- Liqwid Finance has been building its Cardano-based platform in recent months, seeking to provide an alternative to the expensive lending platforms built on Ethereum such as Aave and Compound.
- The platform is betting on the very low fees on Cardano and a rethink of the protocol governance – including an incentivized native governance token – to lure users from the Ethereum ecosystem.
Decentralized finance (DeFi) has become one of the defining sectors in the cryptocurrency industry in the past year. There’s now over $41 billion in total value locked in DeFi platforms, up from just over $600 million a year ago. Ethereum still continues to dominate this market, but with Cardano now set to integrate smart contracts, this could change in 2021. Liqwid Finance is one of the most promising projects targeting DeFi on Cardano, and in a recent interview, the founder laid out what makes his project unique and why Cardano is superior to Ethereum in powering DeFi.
Dewayne Cameron, the founder of Liqwid Finance joined Champaign Blockchain to delve into why his company has an edge over its Ethereum-based rivals.
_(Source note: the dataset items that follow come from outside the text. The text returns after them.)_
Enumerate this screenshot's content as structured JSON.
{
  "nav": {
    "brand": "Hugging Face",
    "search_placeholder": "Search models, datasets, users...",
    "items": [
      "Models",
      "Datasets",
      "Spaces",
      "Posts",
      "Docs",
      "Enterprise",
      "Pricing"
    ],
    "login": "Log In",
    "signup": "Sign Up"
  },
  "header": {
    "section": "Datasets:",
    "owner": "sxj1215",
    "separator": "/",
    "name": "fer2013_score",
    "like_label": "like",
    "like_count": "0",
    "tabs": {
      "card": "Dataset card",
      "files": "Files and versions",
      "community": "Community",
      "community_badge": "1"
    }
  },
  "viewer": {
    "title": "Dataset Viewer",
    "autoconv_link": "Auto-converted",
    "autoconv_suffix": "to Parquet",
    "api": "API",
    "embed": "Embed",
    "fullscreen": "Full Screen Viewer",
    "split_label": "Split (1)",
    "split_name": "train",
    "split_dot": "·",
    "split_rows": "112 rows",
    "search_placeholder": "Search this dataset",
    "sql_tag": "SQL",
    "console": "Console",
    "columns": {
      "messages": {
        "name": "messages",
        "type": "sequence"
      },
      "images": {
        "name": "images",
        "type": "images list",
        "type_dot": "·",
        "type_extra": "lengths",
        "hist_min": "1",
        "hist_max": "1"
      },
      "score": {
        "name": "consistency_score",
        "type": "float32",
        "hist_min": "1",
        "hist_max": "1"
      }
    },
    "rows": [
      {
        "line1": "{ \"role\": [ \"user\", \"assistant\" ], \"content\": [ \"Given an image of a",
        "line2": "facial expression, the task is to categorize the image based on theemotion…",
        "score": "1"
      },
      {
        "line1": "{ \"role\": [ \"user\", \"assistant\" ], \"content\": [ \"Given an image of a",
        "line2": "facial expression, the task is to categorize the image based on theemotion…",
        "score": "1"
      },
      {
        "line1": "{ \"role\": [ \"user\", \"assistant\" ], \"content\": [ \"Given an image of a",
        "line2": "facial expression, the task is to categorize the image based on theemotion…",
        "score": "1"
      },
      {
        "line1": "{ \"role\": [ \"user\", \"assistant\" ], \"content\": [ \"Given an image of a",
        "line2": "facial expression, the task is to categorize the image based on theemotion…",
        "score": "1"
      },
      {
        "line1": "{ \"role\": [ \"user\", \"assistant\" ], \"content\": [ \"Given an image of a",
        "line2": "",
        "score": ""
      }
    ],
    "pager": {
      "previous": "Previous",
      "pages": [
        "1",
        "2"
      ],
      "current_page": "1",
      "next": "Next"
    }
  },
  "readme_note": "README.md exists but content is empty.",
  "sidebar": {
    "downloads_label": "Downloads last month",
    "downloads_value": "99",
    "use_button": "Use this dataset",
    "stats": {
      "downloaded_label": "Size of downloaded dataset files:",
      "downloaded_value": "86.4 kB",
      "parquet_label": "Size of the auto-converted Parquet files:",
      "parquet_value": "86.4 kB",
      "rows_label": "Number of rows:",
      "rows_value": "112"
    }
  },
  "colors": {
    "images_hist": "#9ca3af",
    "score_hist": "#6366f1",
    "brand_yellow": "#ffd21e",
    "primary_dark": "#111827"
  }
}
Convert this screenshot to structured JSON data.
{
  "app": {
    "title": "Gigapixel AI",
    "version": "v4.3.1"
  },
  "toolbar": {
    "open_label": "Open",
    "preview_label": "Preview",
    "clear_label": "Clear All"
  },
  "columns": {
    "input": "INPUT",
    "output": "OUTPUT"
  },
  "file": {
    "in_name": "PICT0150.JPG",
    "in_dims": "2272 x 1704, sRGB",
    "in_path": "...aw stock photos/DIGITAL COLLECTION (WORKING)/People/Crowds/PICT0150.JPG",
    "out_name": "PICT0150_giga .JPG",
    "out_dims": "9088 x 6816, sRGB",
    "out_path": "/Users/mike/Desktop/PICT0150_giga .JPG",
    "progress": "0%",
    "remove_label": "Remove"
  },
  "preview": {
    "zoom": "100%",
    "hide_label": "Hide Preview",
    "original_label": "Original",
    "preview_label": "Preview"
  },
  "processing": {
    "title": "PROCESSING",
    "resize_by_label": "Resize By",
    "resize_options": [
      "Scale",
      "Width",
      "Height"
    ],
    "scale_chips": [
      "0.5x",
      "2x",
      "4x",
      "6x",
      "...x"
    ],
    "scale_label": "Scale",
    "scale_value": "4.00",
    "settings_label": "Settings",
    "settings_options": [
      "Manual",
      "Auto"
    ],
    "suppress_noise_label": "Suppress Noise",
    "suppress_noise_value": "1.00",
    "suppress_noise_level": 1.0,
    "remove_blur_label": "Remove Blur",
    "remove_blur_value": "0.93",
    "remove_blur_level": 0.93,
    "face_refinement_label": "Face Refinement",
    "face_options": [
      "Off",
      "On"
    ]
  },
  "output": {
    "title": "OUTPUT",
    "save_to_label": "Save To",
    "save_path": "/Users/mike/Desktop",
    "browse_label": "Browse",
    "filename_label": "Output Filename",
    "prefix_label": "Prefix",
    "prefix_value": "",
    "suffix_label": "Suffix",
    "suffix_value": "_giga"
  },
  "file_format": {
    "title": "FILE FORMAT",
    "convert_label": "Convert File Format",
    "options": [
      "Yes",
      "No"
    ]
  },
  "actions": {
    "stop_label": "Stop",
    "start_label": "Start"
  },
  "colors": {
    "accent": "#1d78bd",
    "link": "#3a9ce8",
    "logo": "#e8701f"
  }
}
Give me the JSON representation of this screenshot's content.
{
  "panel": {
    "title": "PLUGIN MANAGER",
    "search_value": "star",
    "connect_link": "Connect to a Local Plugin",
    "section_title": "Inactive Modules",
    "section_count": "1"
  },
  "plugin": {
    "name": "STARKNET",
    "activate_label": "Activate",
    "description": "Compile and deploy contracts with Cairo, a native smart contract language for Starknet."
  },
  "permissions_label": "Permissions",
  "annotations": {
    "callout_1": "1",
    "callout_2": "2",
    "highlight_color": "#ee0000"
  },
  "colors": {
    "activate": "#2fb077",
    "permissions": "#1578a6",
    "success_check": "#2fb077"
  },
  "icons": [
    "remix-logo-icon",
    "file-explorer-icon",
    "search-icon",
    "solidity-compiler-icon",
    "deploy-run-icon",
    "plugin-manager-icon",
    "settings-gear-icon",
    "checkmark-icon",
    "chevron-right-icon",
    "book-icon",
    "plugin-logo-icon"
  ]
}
He described Liqwid as an “open-source liquidity system for lending. We want to create a system that allows borrowers to enter at a very competitive interest rate because we’ve incentivized our supply of stablecoins, ADA and other native Cardano assets.”
Liqwid is made possible by the Alonzo hard fork on Cardano. This hard fork, which as CNF reported is scheduled for July/August, will finally bring smart contracts to Cardano.
Liqwid will give suppliers a positive yield strategy at a lower risk, Cameron pointed out. With Ethereum DeFi platforms like Aave and Compound, they had to first lock up a lot of stablecoins on-chain and then have their competitive loans match this level of supply.
Why Cardano is better for DeFi than Ethereum
Ethereum has been massively successful and is the reason most cryptocurrency projects exist today. However, its inability to scale and very high transaction fees have attracted great criticism, including from its former founder Charles Hoskinson, who is now leading Cardano.
Florian Volery, the Liqwid Finance product lead pointed to the fees as one of the project’s advantages over Ethereum platforms. He observed that Cardano’s fees are 1/1000th of Ethereum, making it the more suitable network for the transaction-intensive DeFi sector. He added:
Liqwid will be one of the first protocols to capture its own value and to distribute the dividend to the token holders while also financing its own DAO (LiqwiDAO) in order to further develop the protocol itself and the ecosystem in general.
Cameron doubled down on the high fees Ethereum charges, pointing out that it has made DeFi inaccessible to the smaller investors.
Ethereum has been working to solve the gas challenge, but most solutions are yet to gain widespread usage. In its current state, taking out a $1,000 loan would be quite affordable in a DeFi platform, compared to the traditional systems. However, the gas fees would be higher than the interest, making the loan much more expensive than it should be.
The LQ token
Liqwid will have a governance token, known as LQ, which will be used to determine the direction the project takes. Users can submit proposals, or vote on other users’ proposals through their LQ tokens. They can also delegate their voting power to other users who can combine it with their own and have a bigger say on the governance of the platform.
The platform has been designed to incentivize the governance token by ploughing back 80% of the profits to the token owners. A portion of the income will also go to the Reserve, with the goal being the future development of the platform. On what he hopes this fund will be able to achieve in the future, Cameron stated:
A secondary product offering around identity and then credit following shortly after that, are things we’re interested in. Using the DAO Treasury to fund some of those would be really interesting.